The use of percentages, who pass as a measure of improvement to the quality of education in Sri Lanka, is misleading.



Sri Lanka’s infamously uneducated Education Minister Bandula Gunewardena is at it again, to point out that the 60% pass rate for the GCE O level exams last time, as compared with the pass rate of 25% in 1994 (as reported in the Daily Mirror, page 3 of October 25th 2012) is a reflection of his success.  The depths to which his logic has sunk! He hopes this to rise to 80% in 2016. One presupposes that the standards remain the same throughout, especially as the government has in its powers, through the Examinations Department under its direct control, to make the exam more difficult or easy and therefore fudge all the figures so put out. The lack of independence and transparency is a reason for the need for separation from interference of Government from the workings of the economy. We assume of course that the facts he has given us are in fact accurate and not figments of his most fertile mind!!

We do not want to kid anyone about the state of education. We simply want to create educated workers for the future in the required skills for that time. It is how we achieve this that MUST be debated, without patting himself in the back, that he is doing a good job. If he really thinks so “May God help our resplendent land”.

We must not sit with a false sense of security and reality as it pertains to the paucity of skills of our workforce.

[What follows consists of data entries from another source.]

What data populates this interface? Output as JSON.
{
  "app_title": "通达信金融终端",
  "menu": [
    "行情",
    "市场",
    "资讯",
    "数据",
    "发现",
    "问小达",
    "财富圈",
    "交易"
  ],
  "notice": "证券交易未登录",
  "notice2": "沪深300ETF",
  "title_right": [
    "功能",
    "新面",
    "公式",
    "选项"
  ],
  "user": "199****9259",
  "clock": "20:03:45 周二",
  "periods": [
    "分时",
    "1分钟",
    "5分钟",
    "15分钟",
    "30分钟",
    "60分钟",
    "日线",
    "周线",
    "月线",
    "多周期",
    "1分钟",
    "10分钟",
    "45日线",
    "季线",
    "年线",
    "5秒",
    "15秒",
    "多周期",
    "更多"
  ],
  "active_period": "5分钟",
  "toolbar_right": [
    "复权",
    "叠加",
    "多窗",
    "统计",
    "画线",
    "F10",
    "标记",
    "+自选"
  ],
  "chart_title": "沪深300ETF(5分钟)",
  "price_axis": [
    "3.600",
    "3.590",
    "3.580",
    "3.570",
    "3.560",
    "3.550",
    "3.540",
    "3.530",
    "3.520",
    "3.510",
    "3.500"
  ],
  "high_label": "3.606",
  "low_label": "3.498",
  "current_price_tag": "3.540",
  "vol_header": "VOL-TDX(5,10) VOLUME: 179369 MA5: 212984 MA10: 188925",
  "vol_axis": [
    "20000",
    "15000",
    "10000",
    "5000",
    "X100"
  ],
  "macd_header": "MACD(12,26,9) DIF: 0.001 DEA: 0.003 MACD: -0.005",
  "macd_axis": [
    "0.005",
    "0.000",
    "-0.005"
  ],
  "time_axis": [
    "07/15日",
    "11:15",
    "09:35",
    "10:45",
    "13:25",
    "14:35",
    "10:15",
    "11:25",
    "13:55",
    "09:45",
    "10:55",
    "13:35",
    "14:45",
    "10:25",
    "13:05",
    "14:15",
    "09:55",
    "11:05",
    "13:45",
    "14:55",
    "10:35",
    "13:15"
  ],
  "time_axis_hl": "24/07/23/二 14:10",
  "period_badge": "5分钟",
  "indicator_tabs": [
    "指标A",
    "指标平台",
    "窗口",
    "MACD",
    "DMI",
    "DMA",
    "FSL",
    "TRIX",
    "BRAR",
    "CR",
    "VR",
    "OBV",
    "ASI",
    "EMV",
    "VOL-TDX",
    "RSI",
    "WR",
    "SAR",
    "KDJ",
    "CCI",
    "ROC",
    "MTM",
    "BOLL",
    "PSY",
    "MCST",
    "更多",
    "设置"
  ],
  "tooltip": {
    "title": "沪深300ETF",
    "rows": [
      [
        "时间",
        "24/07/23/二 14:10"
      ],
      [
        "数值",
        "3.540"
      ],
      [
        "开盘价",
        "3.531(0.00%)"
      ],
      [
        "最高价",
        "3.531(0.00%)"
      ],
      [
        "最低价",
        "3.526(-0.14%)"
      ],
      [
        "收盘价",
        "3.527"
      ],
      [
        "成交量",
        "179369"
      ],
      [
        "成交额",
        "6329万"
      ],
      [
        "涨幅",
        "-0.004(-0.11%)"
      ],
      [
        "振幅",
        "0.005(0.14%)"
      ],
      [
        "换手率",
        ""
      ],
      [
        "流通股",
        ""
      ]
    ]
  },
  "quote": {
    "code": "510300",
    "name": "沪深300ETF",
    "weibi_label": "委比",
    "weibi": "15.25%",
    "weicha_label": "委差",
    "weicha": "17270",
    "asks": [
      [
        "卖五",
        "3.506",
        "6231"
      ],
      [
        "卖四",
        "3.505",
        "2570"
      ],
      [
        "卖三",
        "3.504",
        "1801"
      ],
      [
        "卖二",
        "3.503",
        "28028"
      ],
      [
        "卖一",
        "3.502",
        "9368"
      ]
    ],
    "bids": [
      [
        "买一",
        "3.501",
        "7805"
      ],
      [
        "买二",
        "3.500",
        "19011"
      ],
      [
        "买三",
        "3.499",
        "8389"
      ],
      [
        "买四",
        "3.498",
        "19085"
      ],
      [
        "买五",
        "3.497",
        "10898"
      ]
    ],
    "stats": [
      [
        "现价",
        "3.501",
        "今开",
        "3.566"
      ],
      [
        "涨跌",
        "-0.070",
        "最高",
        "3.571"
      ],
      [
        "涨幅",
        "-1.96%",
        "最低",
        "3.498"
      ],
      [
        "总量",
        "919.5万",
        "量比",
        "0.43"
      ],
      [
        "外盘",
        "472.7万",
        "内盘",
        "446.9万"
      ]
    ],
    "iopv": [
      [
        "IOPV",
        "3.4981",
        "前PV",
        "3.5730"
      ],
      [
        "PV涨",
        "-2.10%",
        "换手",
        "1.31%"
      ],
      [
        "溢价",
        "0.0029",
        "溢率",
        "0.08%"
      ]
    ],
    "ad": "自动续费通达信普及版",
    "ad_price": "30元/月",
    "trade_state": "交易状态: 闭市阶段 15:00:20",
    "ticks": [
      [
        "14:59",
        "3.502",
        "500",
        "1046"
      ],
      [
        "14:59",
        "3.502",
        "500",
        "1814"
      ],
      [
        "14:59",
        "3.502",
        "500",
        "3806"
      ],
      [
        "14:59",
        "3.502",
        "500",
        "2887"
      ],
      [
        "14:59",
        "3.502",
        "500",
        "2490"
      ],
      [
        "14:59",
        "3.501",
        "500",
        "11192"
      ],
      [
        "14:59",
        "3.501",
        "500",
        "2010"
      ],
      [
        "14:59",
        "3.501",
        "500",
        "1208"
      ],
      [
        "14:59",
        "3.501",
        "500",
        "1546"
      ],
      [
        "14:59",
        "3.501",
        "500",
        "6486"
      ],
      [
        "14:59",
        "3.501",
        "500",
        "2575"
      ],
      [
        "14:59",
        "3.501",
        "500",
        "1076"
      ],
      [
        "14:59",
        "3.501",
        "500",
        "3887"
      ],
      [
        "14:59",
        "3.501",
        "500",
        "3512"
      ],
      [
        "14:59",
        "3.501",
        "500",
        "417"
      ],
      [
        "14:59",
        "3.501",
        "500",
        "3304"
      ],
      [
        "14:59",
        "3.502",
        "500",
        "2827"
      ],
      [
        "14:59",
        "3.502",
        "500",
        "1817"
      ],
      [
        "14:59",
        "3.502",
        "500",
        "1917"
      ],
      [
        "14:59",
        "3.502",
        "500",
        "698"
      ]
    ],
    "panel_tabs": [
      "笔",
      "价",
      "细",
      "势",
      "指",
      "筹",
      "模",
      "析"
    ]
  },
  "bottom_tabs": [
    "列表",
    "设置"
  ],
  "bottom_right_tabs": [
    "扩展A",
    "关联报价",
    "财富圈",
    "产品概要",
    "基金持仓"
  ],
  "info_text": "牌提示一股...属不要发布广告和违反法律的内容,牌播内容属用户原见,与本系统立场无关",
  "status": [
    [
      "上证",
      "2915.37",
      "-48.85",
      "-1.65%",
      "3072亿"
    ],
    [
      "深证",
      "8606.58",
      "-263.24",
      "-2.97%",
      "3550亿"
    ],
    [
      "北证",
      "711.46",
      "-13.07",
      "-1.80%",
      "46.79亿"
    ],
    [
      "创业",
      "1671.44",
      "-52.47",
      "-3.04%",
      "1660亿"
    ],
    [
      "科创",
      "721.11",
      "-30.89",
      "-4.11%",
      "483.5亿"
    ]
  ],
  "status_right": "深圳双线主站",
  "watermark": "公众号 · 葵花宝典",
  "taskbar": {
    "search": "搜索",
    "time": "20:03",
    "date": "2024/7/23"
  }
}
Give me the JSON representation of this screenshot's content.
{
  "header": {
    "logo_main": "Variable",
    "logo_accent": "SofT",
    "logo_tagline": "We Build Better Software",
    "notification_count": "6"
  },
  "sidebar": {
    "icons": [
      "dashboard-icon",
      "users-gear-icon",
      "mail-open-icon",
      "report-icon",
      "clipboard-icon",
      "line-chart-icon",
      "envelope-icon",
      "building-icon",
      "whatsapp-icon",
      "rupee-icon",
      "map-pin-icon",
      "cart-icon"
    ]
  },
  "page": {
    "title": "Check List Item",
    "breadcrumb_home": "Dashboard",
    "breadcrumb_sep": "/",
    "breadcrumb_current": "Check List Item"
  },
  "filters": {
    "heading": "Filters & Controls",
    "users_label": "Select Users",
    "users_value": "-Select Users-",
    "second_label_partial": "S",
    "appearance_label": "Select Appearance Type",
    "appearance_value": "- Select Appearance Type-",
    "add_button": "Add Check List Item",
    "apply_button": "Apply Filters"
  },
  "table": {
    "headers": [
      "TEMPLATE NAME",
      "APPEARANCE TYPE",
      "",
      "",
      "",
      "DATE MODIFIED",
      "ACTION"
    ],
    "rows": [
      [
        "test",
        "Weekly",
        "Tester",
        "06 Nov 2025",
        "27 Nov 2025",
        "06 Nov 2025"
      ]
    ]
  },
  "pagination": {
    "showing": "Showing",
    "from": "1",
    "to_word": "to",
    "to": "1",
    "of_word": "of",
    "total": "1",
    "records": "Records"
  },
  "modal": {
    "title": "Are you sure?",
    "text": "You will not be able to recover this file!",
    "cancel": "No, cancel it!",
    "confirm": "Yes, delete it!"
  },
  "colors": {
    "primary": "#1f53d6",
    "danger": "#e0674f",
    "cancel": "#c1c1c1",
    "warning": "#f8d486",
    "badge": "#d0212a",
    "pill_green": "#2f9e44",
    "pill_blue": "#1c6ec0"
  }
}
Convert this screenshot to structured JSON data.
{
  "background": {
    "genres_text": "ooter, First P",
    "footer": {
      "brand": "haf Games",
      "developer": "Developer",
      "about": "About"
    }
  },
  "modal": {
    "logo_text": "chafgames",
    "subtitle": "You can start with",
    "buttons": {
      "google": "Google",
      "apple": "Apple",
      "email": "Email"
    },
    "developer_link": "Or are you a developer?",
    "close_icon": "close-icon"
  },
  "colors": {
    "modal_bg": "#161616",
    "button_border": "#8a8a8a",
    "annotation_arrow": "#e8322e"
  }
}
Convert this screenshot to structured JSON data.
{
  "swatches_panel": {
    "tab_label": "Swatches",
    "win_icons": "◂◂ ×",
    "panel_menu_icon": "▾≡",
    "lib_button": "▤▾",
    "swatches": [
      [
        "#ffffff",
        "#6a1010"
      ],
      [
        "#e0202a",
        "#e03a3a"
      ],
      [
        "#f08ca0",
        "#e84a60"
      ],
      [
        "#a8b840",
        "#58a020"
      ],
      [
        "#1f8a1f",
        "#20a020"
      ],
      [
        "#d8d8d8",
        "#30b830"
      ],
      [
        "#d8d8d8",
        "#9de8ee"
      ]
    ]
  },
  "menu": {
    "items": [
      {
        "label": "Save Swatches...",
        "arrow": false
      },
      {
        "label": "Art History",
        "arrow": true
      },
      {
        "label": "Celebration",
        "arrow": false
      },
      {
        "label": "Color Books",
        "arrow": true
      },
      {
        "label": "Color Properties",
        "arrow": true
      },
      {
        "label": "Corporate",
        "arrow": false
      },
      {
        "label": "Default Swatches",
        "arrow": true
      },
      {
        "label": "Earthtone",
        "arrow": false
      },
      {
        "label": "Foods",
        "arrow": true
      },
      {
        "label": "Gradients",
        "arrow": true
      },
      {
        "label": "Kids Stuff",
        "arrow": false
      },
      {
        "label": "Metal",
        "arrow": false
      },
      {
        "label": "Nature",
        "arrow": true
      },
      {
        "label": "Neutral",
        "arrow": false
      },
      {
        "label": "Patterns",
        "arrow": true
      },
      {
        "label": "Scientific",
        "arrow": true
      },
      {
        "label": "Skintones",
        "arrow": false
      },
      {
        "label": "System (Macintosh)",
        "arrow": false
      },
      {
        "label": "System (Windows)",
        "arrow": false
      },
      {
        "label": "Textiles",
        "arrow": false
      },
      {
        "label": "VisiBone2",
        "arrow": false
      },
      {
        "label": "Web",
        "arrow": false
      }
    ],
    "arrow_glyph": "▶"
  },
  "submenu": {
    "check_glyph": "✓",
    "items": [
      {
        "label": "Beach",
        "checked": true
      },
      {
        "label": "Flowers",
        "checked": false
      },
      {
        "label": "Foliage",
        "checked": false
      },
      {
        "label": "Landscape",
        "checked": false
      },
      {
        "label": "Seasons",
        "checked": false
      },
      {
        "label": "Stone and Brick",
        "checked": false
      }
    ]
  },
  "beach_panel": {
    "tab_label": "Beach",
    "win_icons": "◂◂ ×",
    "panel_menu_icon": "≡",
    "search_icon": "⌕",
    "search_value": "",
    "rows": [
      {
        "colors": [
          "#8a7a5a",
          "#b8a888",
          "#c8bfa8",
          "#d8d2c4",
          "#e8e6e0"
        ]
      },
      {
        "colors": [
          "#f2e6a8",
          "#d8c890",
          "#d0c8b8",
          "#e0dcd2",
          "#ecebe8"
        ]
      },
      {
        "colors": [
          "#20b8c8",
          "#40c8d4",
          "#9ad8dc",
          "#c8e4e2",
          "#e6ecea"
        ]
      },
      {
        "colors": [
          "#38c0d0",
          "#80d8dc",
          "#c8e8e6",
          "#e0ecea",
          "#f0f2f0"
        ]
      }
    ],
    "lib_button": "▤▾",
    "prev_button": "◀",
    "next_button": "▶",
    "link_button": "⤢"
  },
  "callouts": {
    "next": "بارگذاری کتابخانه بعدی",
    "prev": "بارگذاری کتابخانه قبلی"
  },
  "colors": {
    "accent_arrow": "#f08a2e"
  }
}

We do not understand what the word educated means at all. Learning by rote and regurgitating some statements does not make a person educated. That person must simply be taught how to think, to reason, and to evaluate from given options, an answer that is most likely to be right, using most of all COMMON SENSE. I realize that a politician such as the Education Minister wishes to fool the reader and the people with pontification. The people must first be educated enough to realize the con in the statement and act accordingly smirking at the lies they hear instead of reporting the information as fact.

The lack of proper analysis of the utterances in the newspapers today, further exacerbates the crying need for rational thinking and decision making. The need for a National Education Policy with checks and balances along with a method of measuring performance very different from the Minister’s idea of pass marks is needed to measure the success of policy ideals that are implemented in a thorough education policy.

In conclusion, the Vision and Mission statements should be clear and a path, well documented for others to follow to achieve these objectives is needed. Further evaluation and reconfiguring policy to suit changing needs makes it a dynamic proposal that is sufficiently flexible to meet the needs of future expectations.